Atatürk’süz bir Türk kimliği düşünenler emperyalizm piyonlarıdır ve bunu eğer bilmeden yapıyorlarsa bir gün geldiğinde anladıklarında çok geç olacak. Bütün bu gelişmelere karşı sessiz kalan  (Atatürkçü) Avustralya Türk toplumu eğer daha fazla bu gelişmelere uyanık olmazlarsa yine kendileri zarar göreceklerdir. Çocukları, torunlarını düşünüyorlarsa bu gelişmelere karşı daha duyarlı olmalılar diye düşünüyorum.

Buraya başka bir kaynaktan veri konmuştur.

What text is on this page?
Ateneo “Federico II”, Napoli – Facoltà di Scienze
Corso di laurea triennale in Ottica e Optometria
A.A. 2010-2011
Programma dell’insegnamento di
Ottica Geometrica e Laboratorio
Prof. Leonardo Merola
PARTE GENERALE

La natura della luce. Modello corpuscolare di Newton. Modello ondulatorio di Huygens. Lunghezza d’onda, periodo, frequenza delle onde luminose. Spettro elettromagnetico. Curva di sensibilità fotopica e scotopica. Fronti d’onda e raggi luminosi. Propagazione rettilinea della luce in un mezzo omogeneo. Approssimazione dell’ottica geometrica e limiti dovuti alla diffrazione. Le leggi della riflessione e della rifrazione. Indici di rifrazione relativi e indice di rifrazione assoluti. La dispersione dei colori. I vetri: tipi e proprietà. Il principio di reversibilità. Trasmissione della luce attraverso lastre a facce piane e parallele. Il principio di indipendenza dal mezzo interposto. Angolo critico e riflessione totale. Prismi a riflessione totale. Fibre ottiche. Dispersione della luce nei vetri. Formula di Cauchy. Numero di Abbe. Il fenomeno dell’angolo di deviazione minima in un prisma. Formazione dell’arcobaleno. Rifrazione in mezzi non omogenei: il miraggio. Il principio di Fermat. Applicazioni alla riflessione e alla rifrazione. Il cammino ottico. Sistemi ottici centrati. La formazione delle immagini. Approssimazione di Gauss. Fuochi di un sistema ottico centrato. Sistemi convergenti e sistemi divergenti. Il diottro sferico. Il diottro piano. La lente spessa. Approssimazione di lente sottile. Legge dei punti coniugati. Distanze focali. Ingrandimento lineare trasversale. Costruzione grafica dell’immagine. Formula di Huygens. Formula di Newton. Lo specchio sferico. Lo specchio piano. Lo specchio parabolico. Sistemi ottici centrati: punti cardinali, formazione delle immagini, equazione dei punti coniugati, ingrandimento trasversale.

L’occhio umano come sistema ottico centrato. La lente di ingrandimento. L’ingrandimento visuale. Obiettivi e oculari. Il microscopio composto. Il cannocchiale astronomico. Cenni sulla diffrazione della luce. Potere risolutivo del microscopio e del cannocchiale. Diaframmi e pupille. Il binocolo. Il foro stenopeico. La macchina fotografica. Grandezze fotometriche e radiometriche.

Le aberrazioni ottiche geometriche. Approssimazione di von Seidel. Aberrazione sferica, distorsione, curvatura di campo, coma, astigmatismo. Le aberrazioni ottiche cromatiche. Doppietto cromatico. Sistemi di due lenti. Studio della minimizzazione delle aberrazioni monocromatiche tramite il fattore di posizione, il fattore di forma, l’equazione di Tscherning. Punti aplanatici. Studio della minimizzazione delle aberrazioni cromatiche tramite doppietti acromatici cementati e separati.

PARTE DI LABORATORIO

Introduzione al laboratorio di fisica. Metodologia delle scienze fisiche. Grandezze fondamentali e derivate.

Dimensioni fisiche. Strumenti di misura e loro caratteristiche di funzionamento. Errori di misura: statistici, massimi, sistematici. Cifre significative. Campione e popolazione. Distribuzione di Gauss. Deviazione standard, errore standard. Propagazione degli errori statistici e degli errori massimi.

Siz bu senaryoları yazanlar ve oynayanlar, madem Türk toplumunun değerlerine sahip çıkıyorsunuz Mehter takımına bu sebeple sahip çıktığınızı söylüyorsunuz O zaman Türklerin onuruna neden sahip çıkmıyorsunuz? Örneğin, kaç kişi İngiliz kraliyetinin medyada paylaştığı aile fotoğrafının yorumladı?  İngiliz kraliyetinin medyada paylaştığı aile fotoğrafında ne mi vardı? Daha sonraki yazılarımda yer vermeye çalışacağım.

Değerli Afyonlularımıza tekrar saygı ve sevgilerimle...

 

****

NOT: Atatürk’ün Anzak için söylediği sözlere dair son gelişmeler ve Cengiz Özakıncı’nın son araştırmasına ve diğer bazı gelişmelere gelecek yazımda yer vereceğim.

(1)  “Bu memlekette kanlarını döken kahramanlar! Burada bir dost vatanın toprağındasınız. Huzur içinde uyuyunuz. Sizler Mehmetçikle yan yana koyun koyunasınız... Uzak diyarlardan evlatlarını harbe gönderen analar! Gözyaşlarınızı siliniz. Evlatlarınız bizim bağrımızdadır. Huzur içindedirler. Onlar bu toprakta canlarını verdikten sonra artık bizim evlatlarımız olmuşlardır.”